Saturday, July 6 after sunset — Mercury Sinks Past Mars

(Image credit: Starry Night)

For about an hour after sunset on the evenings surrounding Saturday, July 6, Mercury's orbital motion towards the sun will bring it less than 4 degrees to the lower left (south) of Mars. The two planets will be very low in the north-northwestern sky, embedded in twilight. Take care that the sun has completely disappeared below the horizon before attempting to search for them with binoculars or telescopes.

Tuesday, July 9 at 10:55 GMT — First Quarter Moon

(Image credit: Starry Night)

After the moon has completed the first quarter of its orbit around Earth, the relative positions of the Earth, sun, and moon cause us to see the moon half-illuminated — on its eastern side. At first quarter the moon always rises around noon and sets around midnight, so it is also visible in the afternoon daytime sky. The evenings around first quarter are the best times to see the lunar terrain while it is dramatically lit by low-angled sunlight. 
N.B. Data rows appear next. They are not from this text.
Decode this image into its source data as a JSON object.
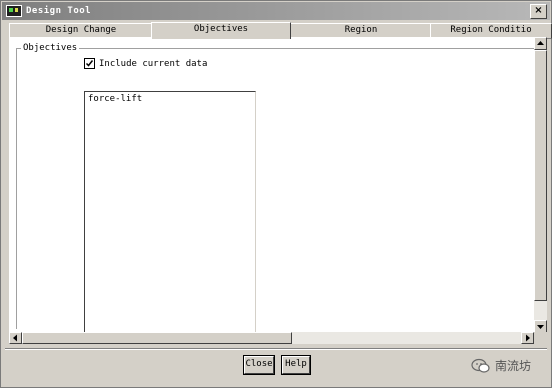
{
  "window": {
    "title": "Design Tool",
    "close_glyph": "×"
  },
  "tabs": [
    {
      "label": "Design Change",
      "active": false
    },
    {
      "label": "Objectives",
      "active": true
    },
    {
      "label": "Region",
      "active": false
    },
    {
      "label": "Region Conditio",
      "active": false
    }
  ],
  "objectives": {
    "group_label": "Objectives",
    "include_current_data": {
      "label": "Include current data",
      "checked": true
    },
    "list_items": [
      "force-lift"
    ]
  },
  "footer": {
    "close_label": "Close",
    "help_label": "Help"
  },
  "watermark": {
    "text": "南流坊"
  },
  "colors": {
    "chrome": "#d4d0c8",
    "titlebar": "#7f7f7f",
    "panel": "#ffffff"
  }
}
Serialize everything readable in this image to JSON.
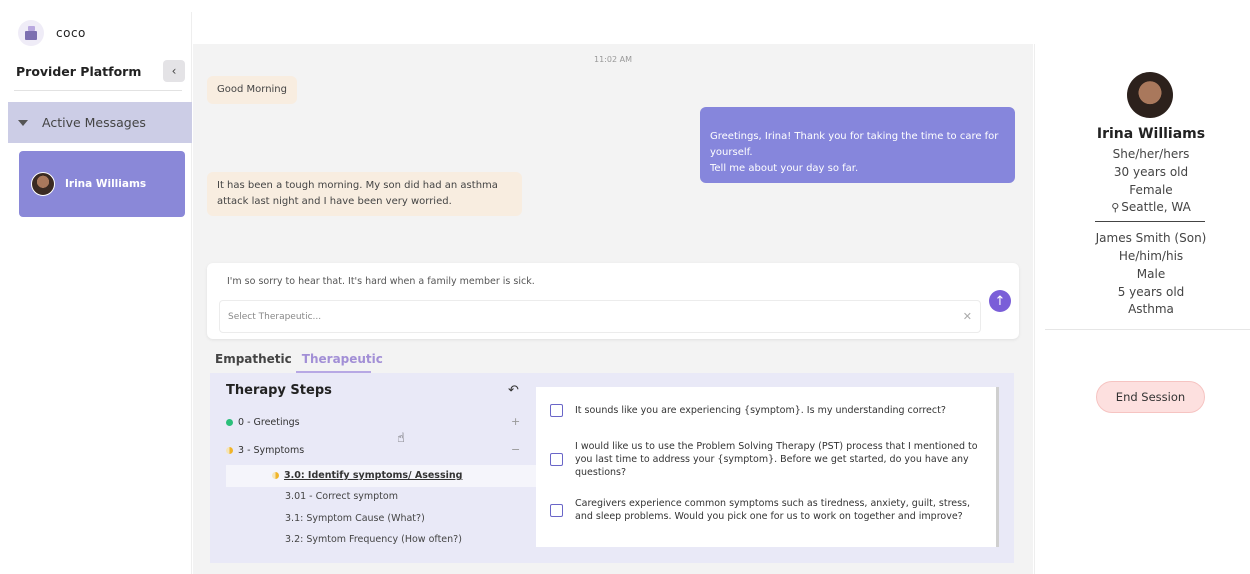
{
  "app": {
    "brand": "coco",
    "platform_title": "Provider Platform"
  },
  "sidebar": {
    "section_label": "Active Messages",
    "contacts": [
      {
        "name": "Irina Williams"
      }
    ]
  },
  "chat": {
    "timestamp": "11:02 AM",
    "messages": [
      {
        "from": "patient",
        "text": "Good Morning"
      },
      {
        "from": "provider",
        "text": "Greetings, Irina! Thank you for taking the time to care for yourself.\nTell me about your day so far."
      },
      {
        "from": "patient",
        "text": "It has been a tough morning. My son did had an asthma attack last night and I have been very worried."
      }
    ],
    "composer": {
      "draft": "I'm so sorry to hear that. It's hard when a family member is sick.",
      "select_placeholder": "Select Therapeutic..."
    }
  },
  "tabs": [
    "Empathetic",
    "Therapeutic"
  ],
  "therapy": {
    "title": "Therapy Steps",
    "steps": [
      {
        "label": "0 - Greetings",
        "sign": "+"
      },
      {
        "label": "3 - Symptoms",
        "sign": "−"
      }
    ],
    "substeps": [
      "3.0: Identify symptoms/ Asessing",
      "3.01 - Correct symptom",
      "3.1: Symptom Cause (What?)",
      "3.2: Symtom Frequency (How often?)"
    ],
    "options": [
      "It sounds like you are experiencing {symptom}. Is my understanding correct?",
      "I would like us to use the Problem Solving Therapy (PST) process that I mentioned to you last time to address your {symptom}. Before we get started, do you have any questions?",
      "Caregivers experience common symptoms such as tiredness, anxiety, guilt, stress, and sleep problems. Would you pick one for us to work on together and improve?"
    ]
  },
  "profile": {
    "name": "Irina Williams",
    "pronouns": "She/her/hers",
    "age": "30 years old",
    "gender": "Female",
    "location": "Seattle, WA",
    "dependent": {
      "name": "James Smith (Son)",
      "pronouns": "He/him/his",
      "gender": "Male",
      "age": "5 years old",
      "condition": "Asthma"
    },
    "end_button": "End Session"
  }
}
Tuesday, July 9 all night — Saturn at Opposition

(Image credit: Starry Night)

On Tuesday, July 9 at 1 p.m. EDT, Earth's orbit will carry us between Saturn and the sun. Sitting opposite the sun in the sky on that date, Saturn will rise at sunset and arrive at its minimum separation from Earth of 9.0 AU (839,472 million miles or 1,351 million km), or 75 light-minutes. Saturn will shine at a maximum brightness of magnitude +0.05, and exhibit an apparent disk diameter of 18.4 arc-seconds. The rings, which will be narrowing every year until the spring of 2025, will subtend 42.86 arc-seconds across. For the next several oppositions, Saturn will remain fairly low in a summertime sky.

Saturday, July 13 overnight — Waxing Moon near Jupiter

(Image credit: Starry Night)

In the southern sky on the evening of Saturday, July 13, the waxing gibbous moon will land to the left (east) of the bright planet Jupiter. If you watch the pair over several hours, starting at dusk, you will see the moon's orbit carry it farther from the planet and the rotation of the sky lift the moon above Jupiter.

Sunday, July 14 all night — Pluto at Opposition

(Image credit: Starry Night)

On Sunday, July 14, the dim and distant dwarf planet Pluto will reach opposition, the day of the year when Earth moves between it and the sun. On this date, Pluto will be the closest to Earth (3.05 billion miles, 4.91 billion km, or 273 light-minutes) and reach its greatest visual magnitude (+14.2) for 2019. Pluto will rise in the east at sunset and reach its highest elevation, over the southern horizon, at 1:20 a.m. local time. While Pluto is far too dim to see in amateur-grade telescopes, your astronomy app can show you where it is compared to the brighter nearby stars. Even if you can't see it directly, you will know that Pluto is there.

Monday, July 15 all night — Bright Moon near Saturn

(Image credit: Starry Night)

When the bright, nearly full moon rises over the southeastern horizon at 8:30 p.m. local time on Monday evening, July 15, the bright, yellowish planet Saturn will be positioned 2.5 degrees to the left (east) of it. The pair will cross the sky together during the night and will easily fit within the field of binoculars (red circle). If you watch the pair over several hours, starting at dusk, you will see the moon's orbit carry it closer to the planet and the rotation of the sky lift Saturn above the moon. Observers in eastern Melanesia, southern Polynesia, Easter Island, and central South America will see the moon occult Saturn.